Yesterday was the anniversary of my dad's death. He died on February 23rd, 1989. His memory was weighing heavily on my
mind last night, and I was feeling very sad and missing him.

I awoke today to find that Laney Goodman is airing one of the six songs she chose from Old Horses this week for her radio show, Women
In Music. The cut she chose? Cut # 4, "Are You Calling", which I wrote about my father. She could not have known the significance
this week holds for me.

I take it as yet another sign that he's still looking after me and all of those he left behind.




February 19, 2004

I visit a web site that's supposed to be about music, but often times turns to political discussion. I hate politics. Politics divides people who
should be unified.

I have to admit I'm guilty of my own political prejudices. I admit that I've been deeply disappointed when someone I thought really had a mind of their own started spewing left or right wing political rhetoric. There are some people I know who I'm sorry to say, I've lost respect for - because they seemed more concerned with being right than being human. Others have lost my respect because I've watched them sway with whatever popular political wind is blowing. And I've seen people I thought were friends suddenly treat me as the enemy for disagreeing with them.

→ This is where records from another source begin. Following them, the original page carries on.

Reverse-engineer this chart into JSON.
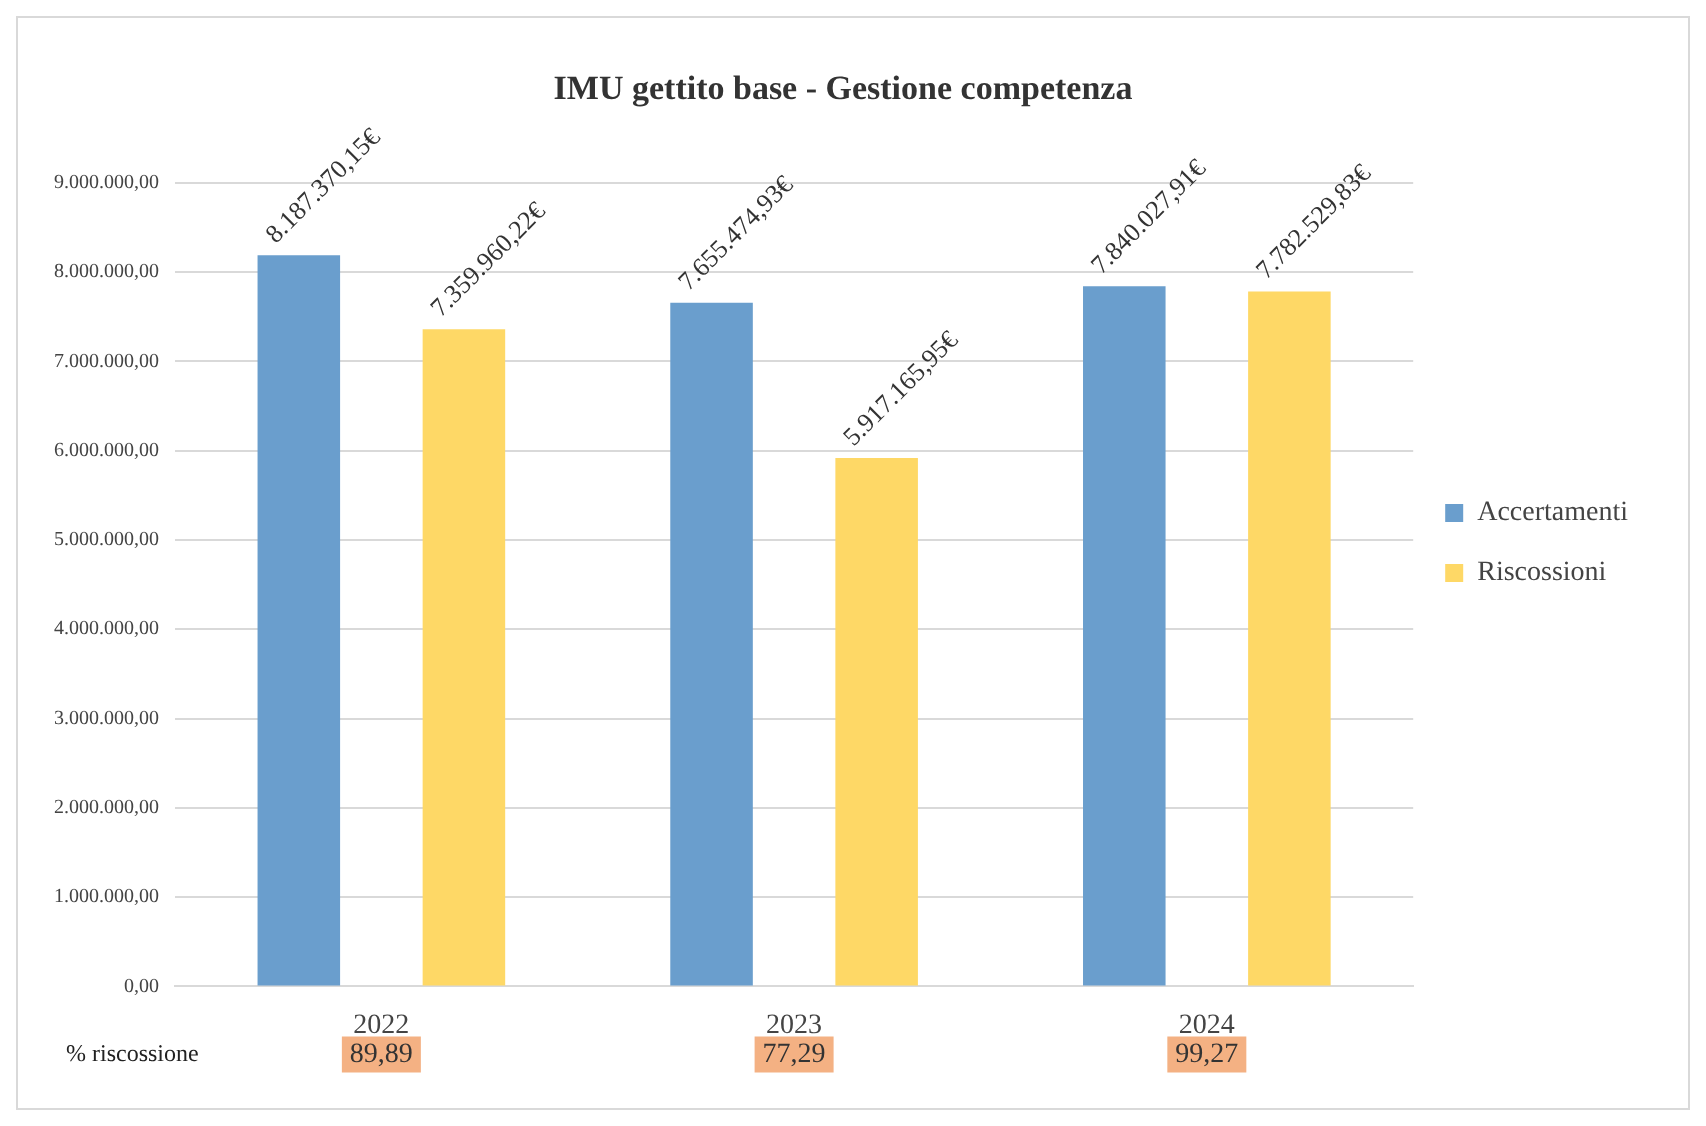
{
  "chart_data": {
    "type": "bar",
    "title": "IMU gettito base - Gestione competenza",
    "categories": [
      "2022",
      "2023",
      "2024"
    ],
    "series": [
      {
        "name": "Accertamenti",
        "color": "#6a9ecd",
        "values": [
          8187370.15,
          7655474.93,
          7840027.91
        ],
        "value_labels": [
          "8.187.370,15€",
          "7.655.474,93€",
          "7.840.027,91€"
        ]
      },
      {
        "name": "Riscossioni",
        "color": "#fed866",
        "values": [
          7359960.22,
          5917165.95,
          7782529.83
        ],
        "value_labels": [
          "7.359.960,22€",
          "5.917.165,95€",
          "7.782.529,83€"
        ]
      }
    ],
    "ylim": [
      0,
      9000000
    ],
    "yticks": [
      {
        "value": 0,
        "label": "0,00"
      },
      {
        "value": 1000000,
        "label": "1.000.000,00"
      },
      {
        "value": 2000000,
        "label": "2.000.000,00"
      },
      {
        "value": 3000000,
        "label": "3.000.000,00"
      },
      {
        "value": 4000000,
        "label": "4.000.000,00"
      },
      {
        "value": 5000000,
        "label": "5.000.000,00"
      },
      {
        "value": 6000000,
        "label": "6.000.000,00"
      },
      {
        "value": 7000000,
        "label": "7.000.000,00"
      },
      {
        "value": 8000000,
        "label": "8.000.000,00"
      },
      {
        "value": 9000000,
        "label": "9.000.000,00"
      }
    ],
    "grid": "y",
    "legend": "right",
    "annotations": [
      "% riscossione",
      "89,89",
      "77,29",
      "99,27"
    ]
  }
}
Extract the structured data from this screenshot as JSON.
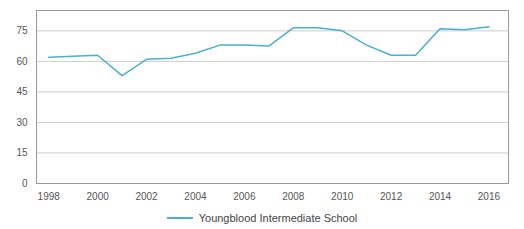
{
  "chart_data": {
    "type": "line",
    "x": [
      1998,
      1999,
      2000,
      2001,
      2002,
      2003,
      2004,
      2005,
      2006,
      2007,
      2008,
      2009,
      2010,
      2011,
      2012,
      2013,
      2014,
      2015,
      2016
    ],
    "series": [
      {
        "name": "Youngblood Intermediate School",
        "color": "#4bafd4",
        "values": [
          62,
          62.5,
          63,
          53,
          61,
          61.5,
          64,
          68,
          68,
          67.5,
          76.5,
          76.5,
          75,
          68,
          63,
          63,
          76,
          75.5,
          77
        ]
      }
    ],
    "xlim": [
      1997.5,
      2016.8
    ],
    "xticks": [
      1998,
      2000,
      2002,
      2004,
      2006,
      2008,
      2010,
      2012,
      2014,
      2016
    ],
    "ylim": [
      0,
      85
    ],
    "yticks": [
      0,
      15,
      30,
      45,
      60,
      75
    ],
    "grid": true,
    "legend": "bottom"
  }
}
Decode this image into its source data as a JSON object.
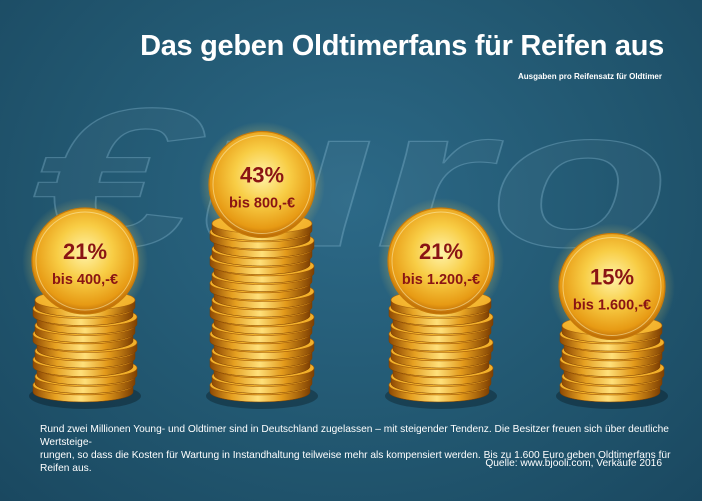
{
  "title": "Das geben Oldtimerfans für Reifen aus",
  "subtitle": "Ausgaben pro Reifensatz für Oldtimer",
  "watermark": "€uro",
  "description_line1": "Rund zwei Millionen Young- und Oldtimer sind in Deutschland zugelassen – mit steigender Tendenz. Die Besitzer freuen sich über deutliche Wertsteige-",
  "description_line2": "rungen, so dass die Kosten für Wartung in Instandhaltung teilweise mehr als kompensiert werden. Bis zu 1.600 Euro geben Oldtimerfans für Reifen aus.",
  "source": "Quelle: www.bjooli.com, Verkäufe 2016",
  "colors": {
    "background": "#21566f",
    "coin_gold": "#f0a81c",
    "coin_text": "#8a1414",
    "title_text": "#ffffff"
  },
  "chart_data": {
    "type": "bar",
    "title": "Das geben Oldtimerfans für Reifen aus",
    "subtitle": "Ausgaben pro Reifensatz für Oldtimer",
    "categories": [
      "bis 400,-€",
      "bis 800,-€",
      "bis 1.200,-€",
      "bis 1.600,-€"
    ],
    "values": [
      21,
      43,
      21,
      15
    ],
    "value_labels": [
      "21%",
      "43%",
      "21%",
      "15%"
    ],
    "unit": "%",
    "visual": "coin stacks"
  }
}
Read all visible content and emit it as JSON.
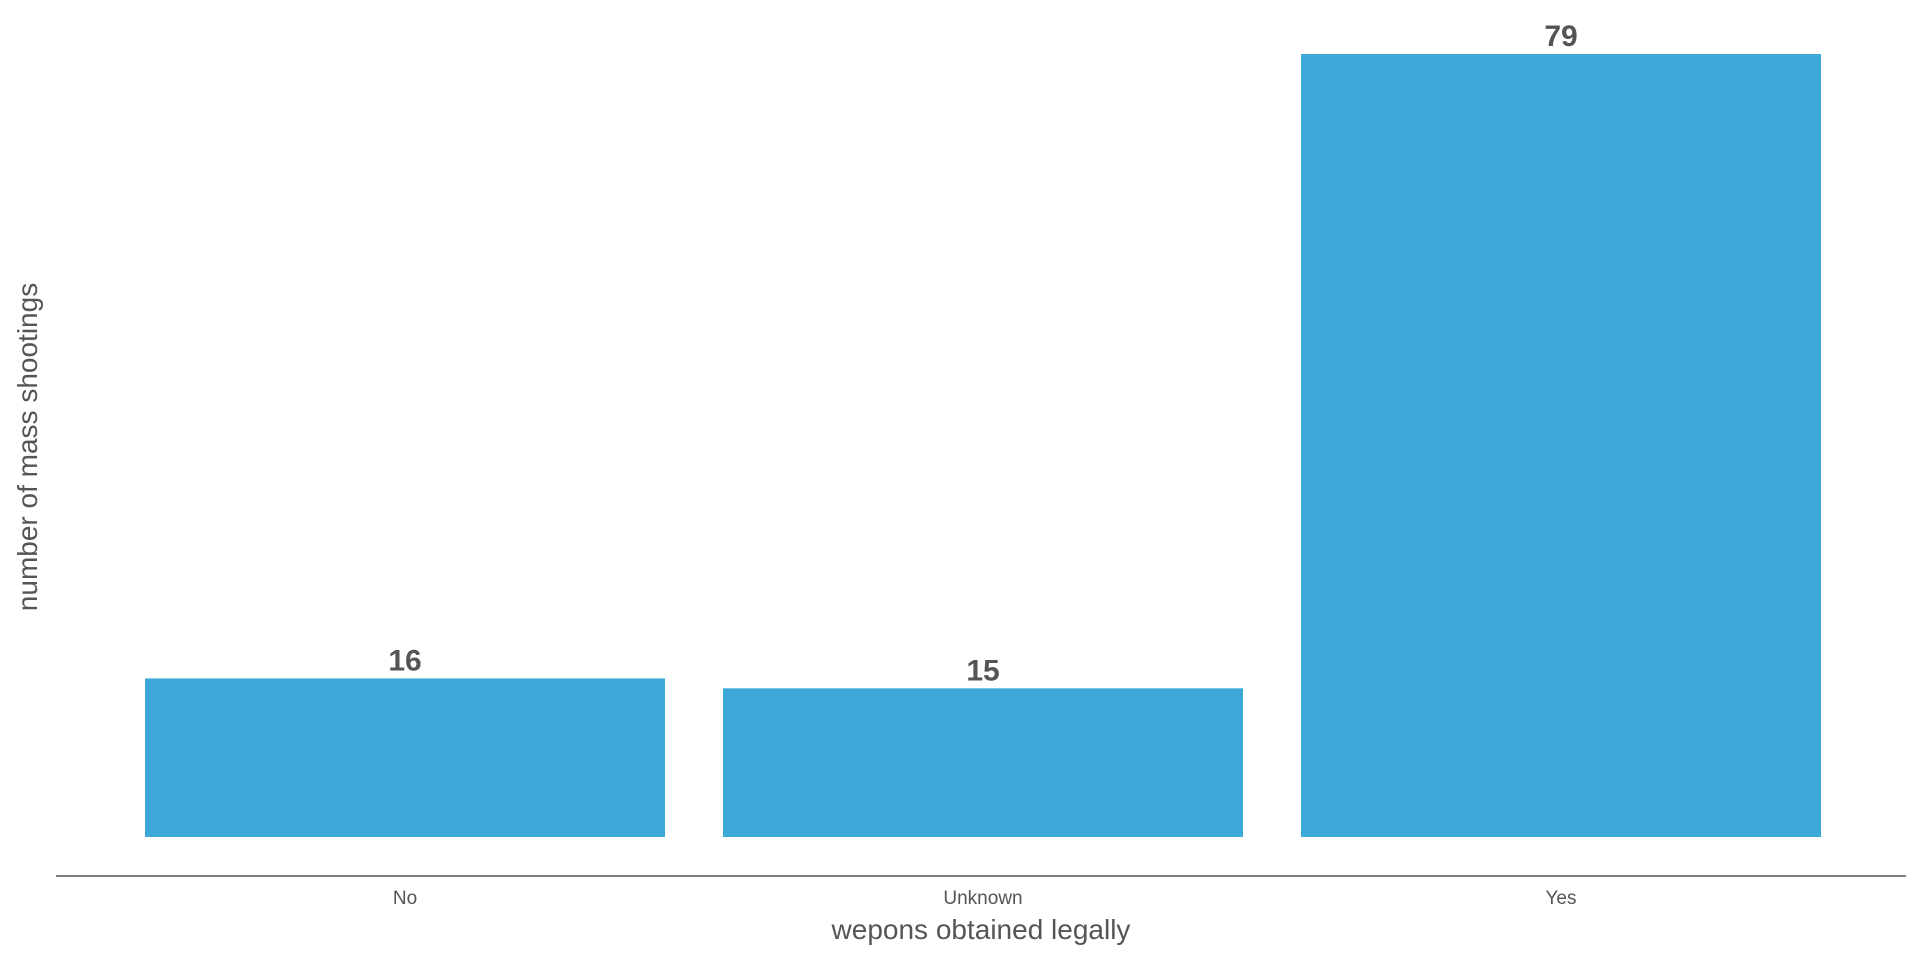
{
  "chart_data": {
    "type": "bar",
    "title": "",
    "xlabel": "wepons obtained legally",
    "ylabel": "number of mass shootings",
    "categories": [
      "No",
      "Unknown",
      "Yes"
    ],
    "values": [
      16,
      15,
      79
    ],
    "value_labels": [
      "16",
      "15",
      "79"
    ],
    "ylim": [
      0,
      79
    ],
    "grid": false,
    "legend": "none",
    "bar_color": "#3ca8d8",
    "text_color": "#555555"
  }
}
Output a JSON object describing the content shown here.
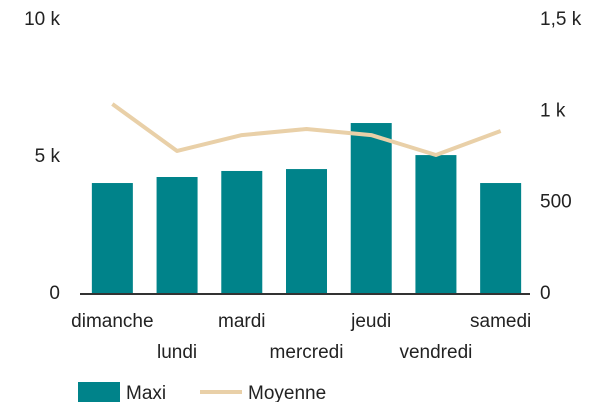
{
  "chart_data": {
    "type": "bar-line",
    "categories": [
      "dimanche",
      "lundi",
      "mardi",
      "mercredi",
      "jeudi",
      "vendredi",
      "samedi"
    ],
    "series": [
      {
        "name": "Maxi",
        "color": "#00838a",
        "type": "bar",
        "values": [
          4050,
          4270,
          4490,
          4560,
          6240,
          5070,
          4050
        ]
      },
      {
        "name": "Moyenne",
        "color": "#e9d0a8",
        "type": "line",
        "axis": "y2",
        "values": [
          1040,
          783,
          870,
          903,
          870,
          761,
          892
        ]
      }
    ],
    "ylim": [
      0,
      10000
    ],
    "yticks": [
      0,
      {
        "value": 5000,
        "label": "5 k"
      },
      {
        "value": 10000,
        "label": "10 k"
      }
    ],
    "y2lim": [
      0,
      1500
    ],
    "y2ticks": [
      0,
      500,
      {
        "value": 1000,
        "label": "1 k"
      },
      {
        "value": 1500,
        "label": "1,5 k"
      }
    ],
    "legend": "bottom"
  }
}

Of course we all think we're right, or we wouldn't believe what we do in the first place. I'm all for having the strength of your convictions - but at what point does that mean closing your mind? I read in an Iraqi blog the other night a metaphor that I thought hit the nail on the head. It said that truth is a pyramid - we can only see one side. But that does not mean there are not other sides to the same truth. We can only see the whole truth when we rise above it - for most if not all of us, that means when this life is over and our spirits rise to a higher place.

I hate war. I wish there was some way to go back in time and stop the first caveman who ever figured out he could take his neighbor's meat if he conked him on the head. Mankind has not evolved much in that respect. We just have newer, larger and "cleaner" ways to kill each other.

But my hatred of war doesn't mean that I am naive enough to believe that if we'd only lay down our weapons, the whole world would cheer us and follow suit. In today's world, to those who will wage war, a show of capitulance means opportunity for conquering and occupying. As much as it pains me to admit it, there are people in this world who are trained from the moment they're born to hate us. It's a deep, illogical hate - not one you can wash away by a few acts of generosity. The kind of freedom of expression the western world enjoys is seen as evil by those of some other cultures. While we are raised to be tolerant, there are those who are raised to hate and destroy. Yet we would never want to destroy them.

When I think of the pictures of the people in foreign lands dancing in the streets on 9/11, it breaks my heart. I can't imagine that there's a single person in this country who would rejoice at the site of a dead woman or child in some foreign, enemy country. American soldiers who were ordered to commit heinous crimes against civilians in wars past still live with the scars of their own evil-doing. There's no glory in it.

As Sherman said, "War is all hell". I am a selfish person. I don't ever want to see one of my children in uniform. In my mind's eye, they will always be pre-schoolers, running in the spring grass picking wildflowers. Yet if no one's child is willing to join and defend our land and our principles, all of our children could be pushing up daisies instead of picking them.

This is truly a rant, it has no point at all. I guess I'm just lamenting that your average Joe Schmos are at each other's throats over politics, while the politicians themselves make divisive speeches, then pat each other on the back, and head off to the golf course together...while our taxes pay their bloated salaries, which are several times higher than the average American earns.

I feel a little lost when I'm in a crowd of cheering flag-wavers. So why do I still get a lump in my throat when I see American soldiers marching off to war? It's not the glory, it's the idealism. It's the belief that if we keep trying, a better way will be found. And those same soldiers will come home and live happily ever after. It's hope.